The previous administration of the Yanber Corporation tricked the bankers and an external audit firm with false financial information.
On Monday, Gerardo Corrales, former general manager of BAC San José, said this under oath before the special commission of the Legislative Assembly that investigates credits by the state bank. According to him, after hearing Yanber’s “made-up” financial statements, the bankers held a meeting with the external auditor, Albán Ugarte Brenes, who stated he received false information.
He, like the bankers, was deceived with incorrect financial information,”
said Corrales.
Corrales acknowledged that BAC San José noticed Yanber’s problems when the company requested the Preventive Accord of Creditors in May 2015.
When we received financial statements from the company corrected to June 2015… The impact was so strong that the last internal court of financial statements that we had showed us an equity of almost $37 million and that last corrected financial statement came with an equity negative of minus $6 million. That is, in a period of three months it destroyed value for about $42 million,”
explained Corrales.
The former manager also said Yanber’s former owner, Samuel Yankelewitz, a person he said he trusted, lied to him several times.
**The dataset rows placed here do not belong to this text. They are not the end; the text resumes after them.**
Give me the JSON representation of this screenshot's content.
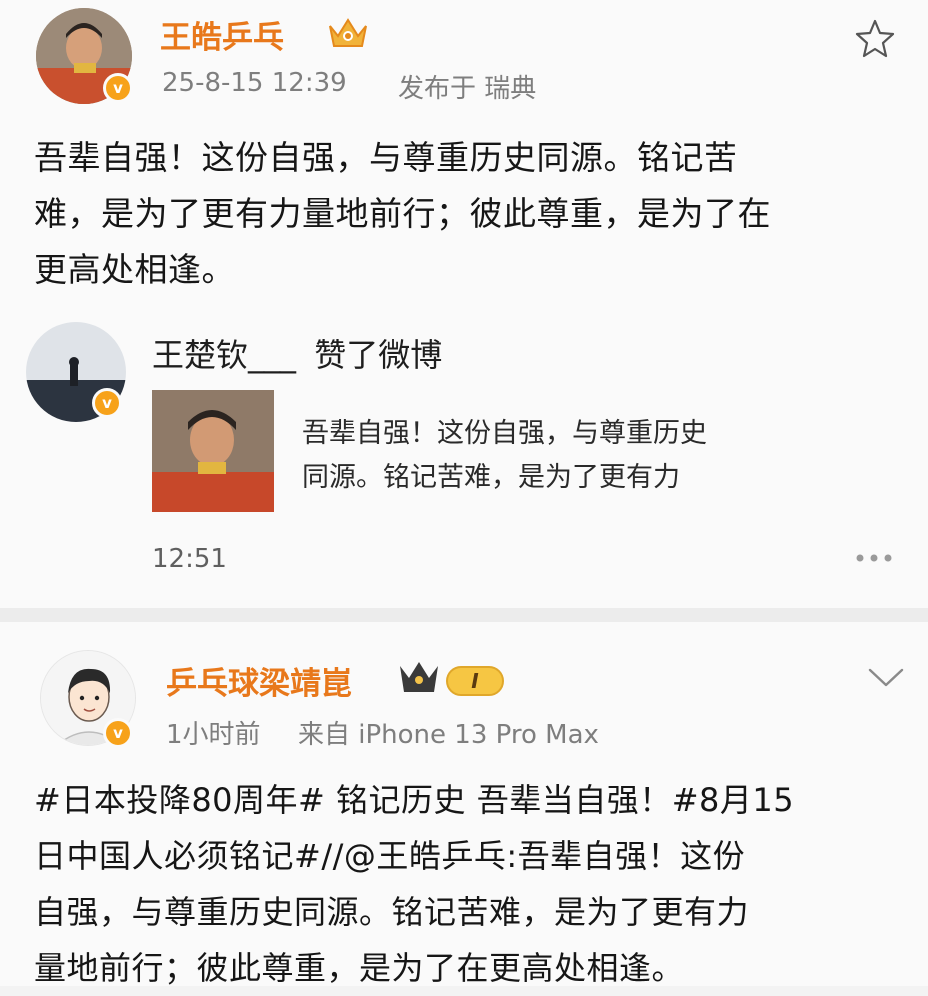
{
  "post1": {
    "author": "王皓乒乓",
    "time": "25-8-15 12:39",
    "location": "发布于 瑞典",
    "lines": [
      "吾辈自强！这份自强，与尊重历史同源。铭记苦",
      "难，是为了更有力量地前行；彼此尊重，是为了在",
      "更高处相逢。"
    ],
    "icons": {
      "crown": "crown-badge-icon",
      "star": "star-icon",
      "verified": "verified-v-icon"
    }
  },
  "like_activity": {
    "user": "王楚钦___",
    "action": "赞了微博",
    "preview_lines": [
      "吾辈自强！这份自强，与尊重历史",
      "同源。铭记苦难，是为了更有力"
    ],
    "time": "12:51",
    "more": "more-icon"
  },
  "post2": {
    "author": "乒乓球梁靖崑",
    "level": "I",
    "time": "1小时前",
    "source": "来自 iPhone 13 Pro Max",
    "lines": [
      "#日本投降80周年# 铭记历史 吾辈当自强！#8月15",
      "日中国人必须铭记#//@王皓乒乓:吾辈自强！这份",
      "自强，与尊重历史同源。铭记苦难，是为了更有力",
      "量地前行；彼此尊重，是为了在更高处相逢。"
    ],
    "icons": {
      "crown": "crown-icon",
      "chevron": "chevron-down-icon"
    }
  },
  "colors": {
    "accent": "#e8781b",
    "verified": "#f7a21a",
    "meta": "#7e7e7e"
  }
}
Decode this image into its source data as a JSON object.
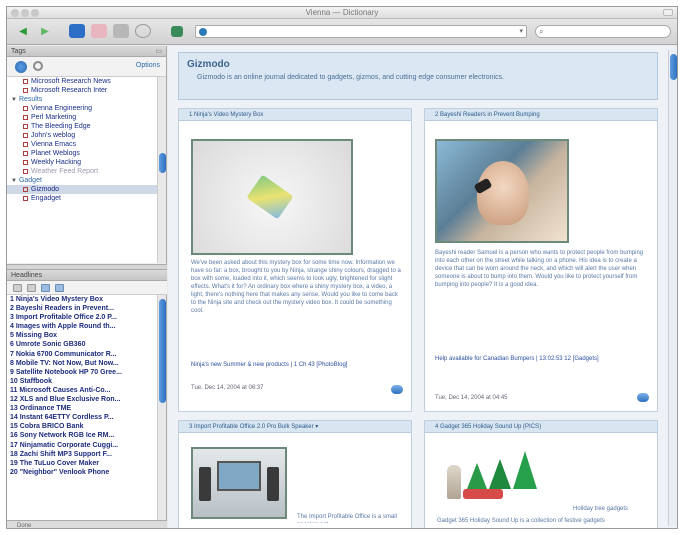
{
  "window": {
    "title": "Vienna — Dictionary"
  },
  "toolbar": {
    "address_value": "",
    "search_placeholder": ""
  },
  "sidebar": {
    "header": "Tags",
    "options_label": "Options",
    "items": [
      {
        "label": "Microsoft Research News",
        "kind": "feed"
      },
      {
        "label": "Microsoft Research Inter",
        "kind": "feed"
      },
      {
        "label": "Results",
        "kind": "group"
      },
      {
        "label": "Vienna Engineering",
        "kind": "feed"
      },
      {
        "label": "Perl Marketing",
        "kind": "feed"
      },
      {
        "label": "The Bleeding Edge",
        "kind": "feed"
      },
      {
        "label": "John's weblog",
        "kind": "feed"
      },
      {
        "label": "Vienna Emacs",
        "kind": "feed"
      },
      {
        "label": "Planet Weblogs",
        "kind": "feed"
      },
      {
        "label": "Weekly Hacking",
        "kind": "feed"
      },
      {
        "label": "Weather Feed Report",
        "kind": "feed-dim"
      },
      {
        "label": "Gadget",
        "kind": "group"
      },
      {
        "label": "Gizmodo",
        "kind": "selected"
      },
      {
        "label": "Engadget",
        "kind": "feed"
      }
    ]
  },
  "headlines": {
    "header": "Headlines",
    "items": [
      "1 Ninja's Video Mystery Box",
      "2 Bayeshi Readers in Prevent...",
      "3 Import Profitable Office 2.0 P...",
      "4 Images with Apple Round th...",
      "5 Missing Box",
      "6 Umrote Sonic GB360",
      "7 Nokia 6700 Communicator R...",
      "8 Mobile TV: Not Now, But Now...",
      "9 Satellite Notebook HP 70 Gree...",
      "10 Staffbook",
      "11 Microsoft Causes Anti-Co...",
      "12 XLS and Blue Exclusive Ron...",
      "13 Ordinance TME",
      "14 Instant 64ETTY Cordless P...",
      "15 Cobra BRICO Bank",
      "16 Sony Network RGB Ice RM...",
      "17 Ninjamatic Corporate Cuggi...",
      "18 Zachi Shift MP3 Support F...",
      "19 The TuLuo Cover Maker",
      "20 \"Neighbor\" Venlook Phone"
    ],
    "status": "Done"
  },
  "main": {
    "feed_title": "Gizmodo",
    "feed_description": "Gizmodo is an online journal dedicated to gadgets, gizmos, and cutting edge consumer electronics.",
    "articles": [
      {
        "title": "1  Ninja's Video Mystery Box",
        "body": "We've been asked about this mystery box for some time now. Information we have so far: a box, brought to you by Ninja, strange shiny colours, dragged to a box with some, loaded into it, which seems to look ugly, brightened for slight effects. What's it for? An ordinary box where a shiny mystery box, a video, a light, there's nothing here that makes any sense. Would you like to come back to the Ninja site and check out the mystery video box. It could be something cool.",
        "link": "Ninja's new Summer & new products | 1 Ch 43 [PhotoBlog]",
        "date": "Tue, Dec 14, 2004 at 06:37"
      },
      {
        "title": "2  Bayeshi Readers in Prevent Bumping",
        "body": "Bayeshi reader Samuel is a person who wants to protect people from bumping into each other on the street while talking on a phone. His idea is to create a device that can be worn around the neck, and which will alert the user when someone is about to bump into them. Would you like to protect yourself from bumping into people? It is a good idea.",
        "link": "Help available for Canadian Bumpers | 13:02:53 12 [Gadgets]",
        "date": "Tue, Dec 14, 2004 at 04:45"
      },
      {
        "title": "3  Import Profitable Office 2.0 Pro Bulk Speaker ▾",
        "body": "The Import Profitable Office is a small speaker set",
        "date": ""
      },
      {
        "title": "4  Gadget 365 Holiday Sound Up (PICS)",
        "body": "Gadget 365 Holiday Sound Up is a collection of festive gadgets",
        "caption": "Holiday tree gadgets",
        "date": ""
      }
    ]
  },
  "colors": {
    "accent": "#2f6fbf",
    "banner_bg": "#dbe7f2",
    "card_header_bg": "#d8e6f2",
    "headline_text": "#1d2c7c"
  }
}
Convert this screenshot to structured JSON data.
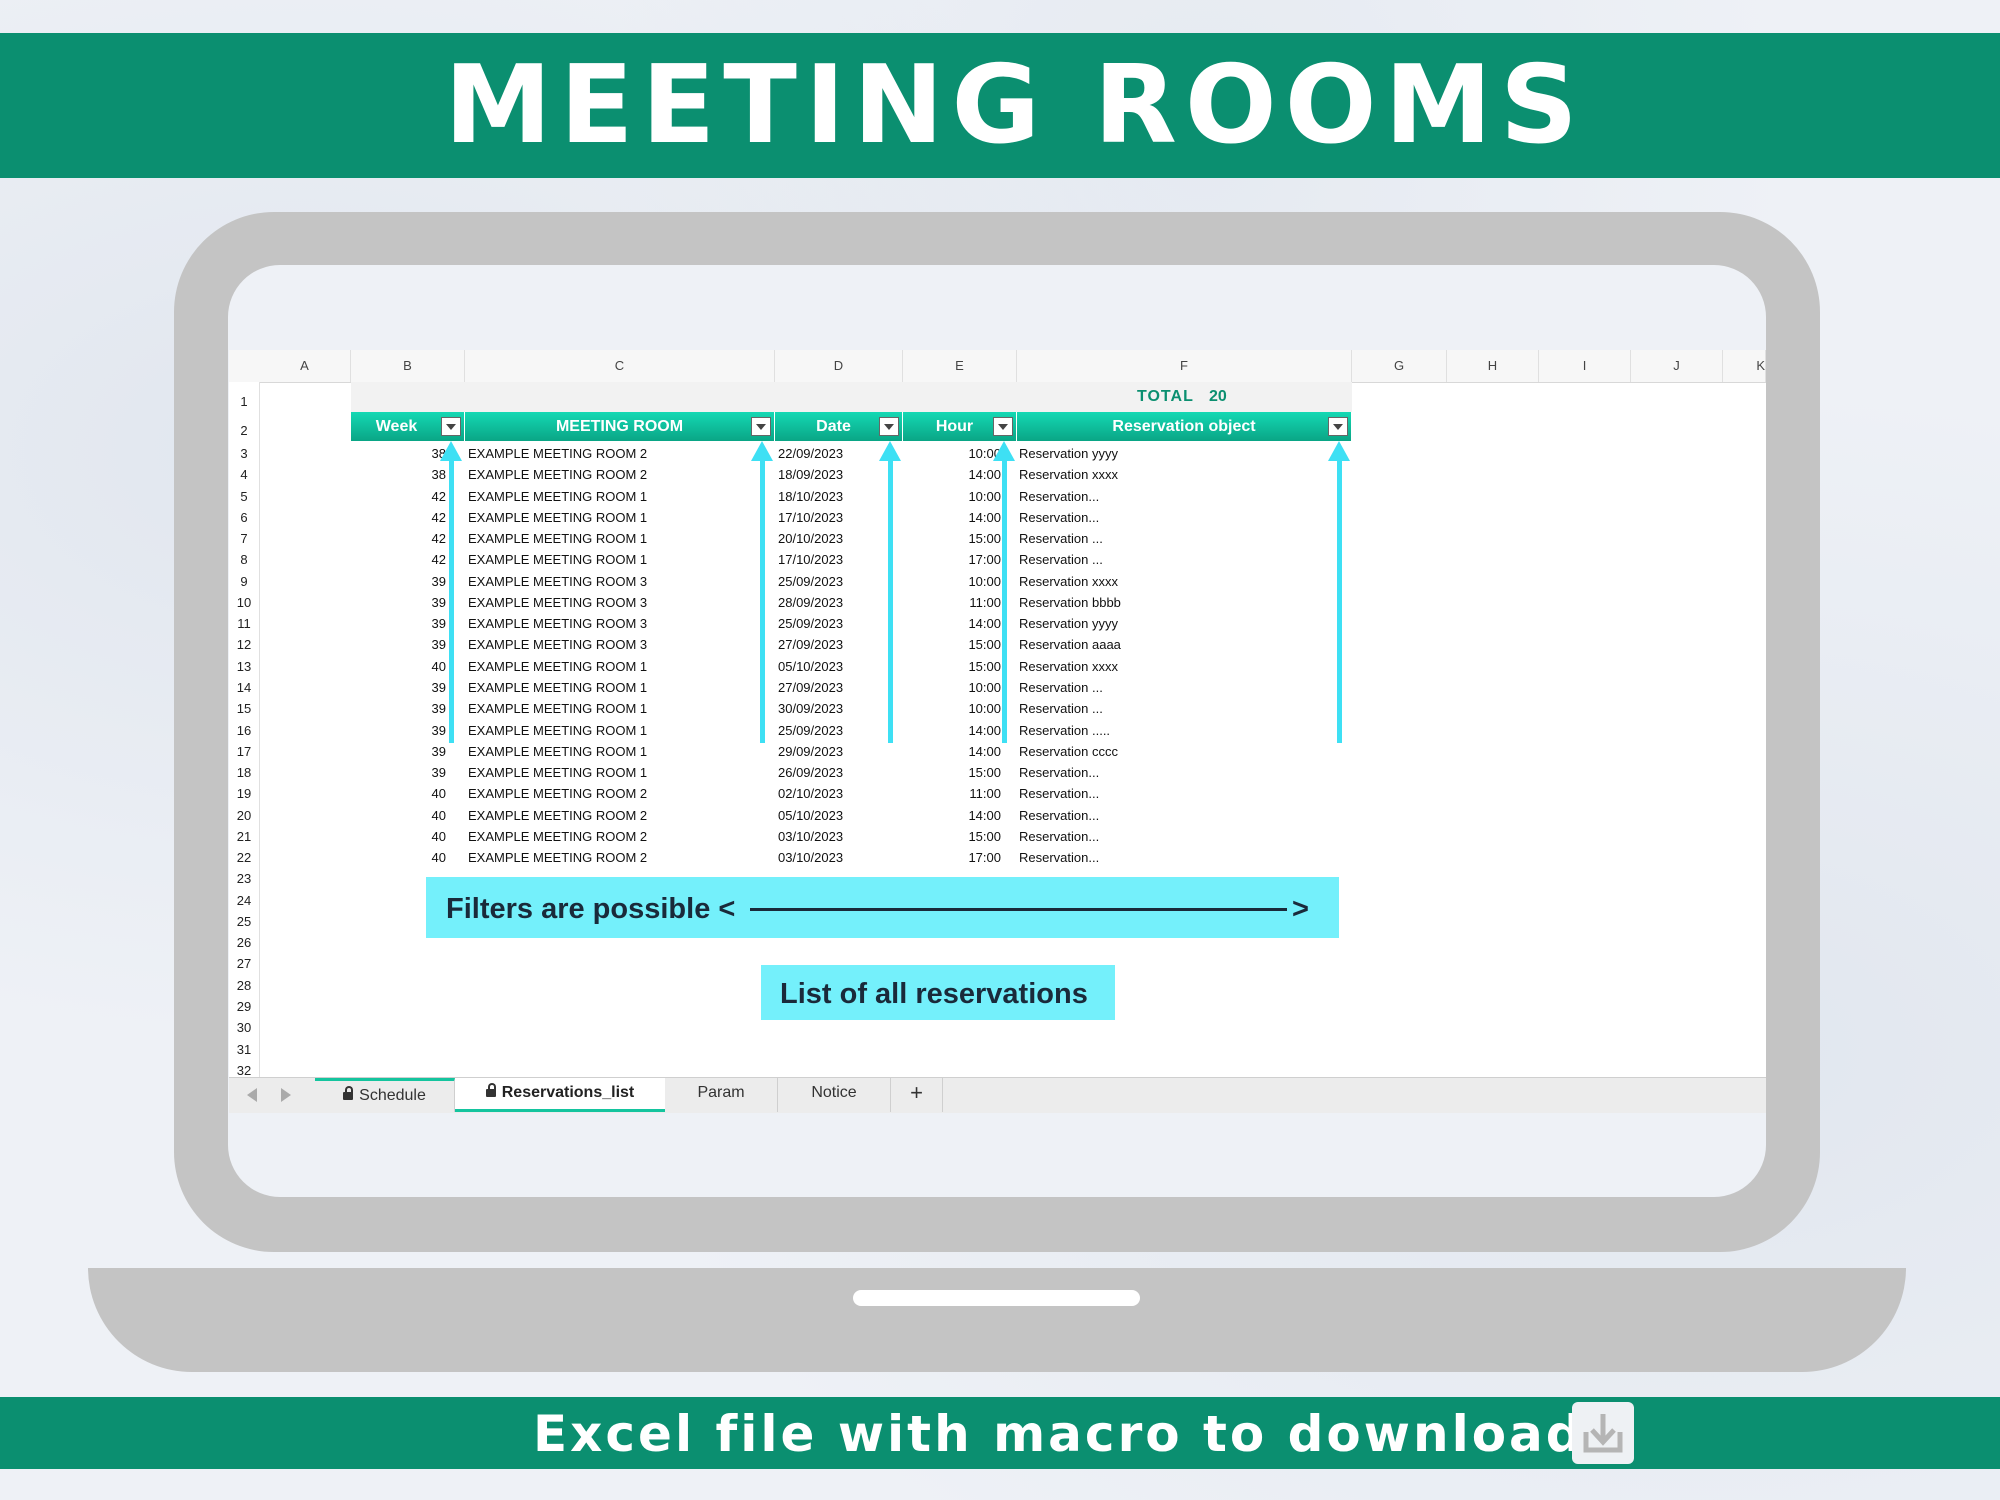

For example, once he asked him for a million-dollar loan as a matter of urgency to take advantage of the fall in oil prices to buy resins, to which he refused.
He indicated that he proposed having the resins as collateral and Yankelewitz accepted, but at the same time told him he had cash flow problems, that an American bank lent him money and then closed the line of credit.
It was all a lie. Later, when I found out they were in judicial intervention. I called him insistently and he told me that he had not submitted any request for judicial intervention, and later I learned that he had, with his signature and the court stamp,”
added Corrales.
According to Corrales, he is not aware that Yankelewitz asked for loans from state banks to pay private banks.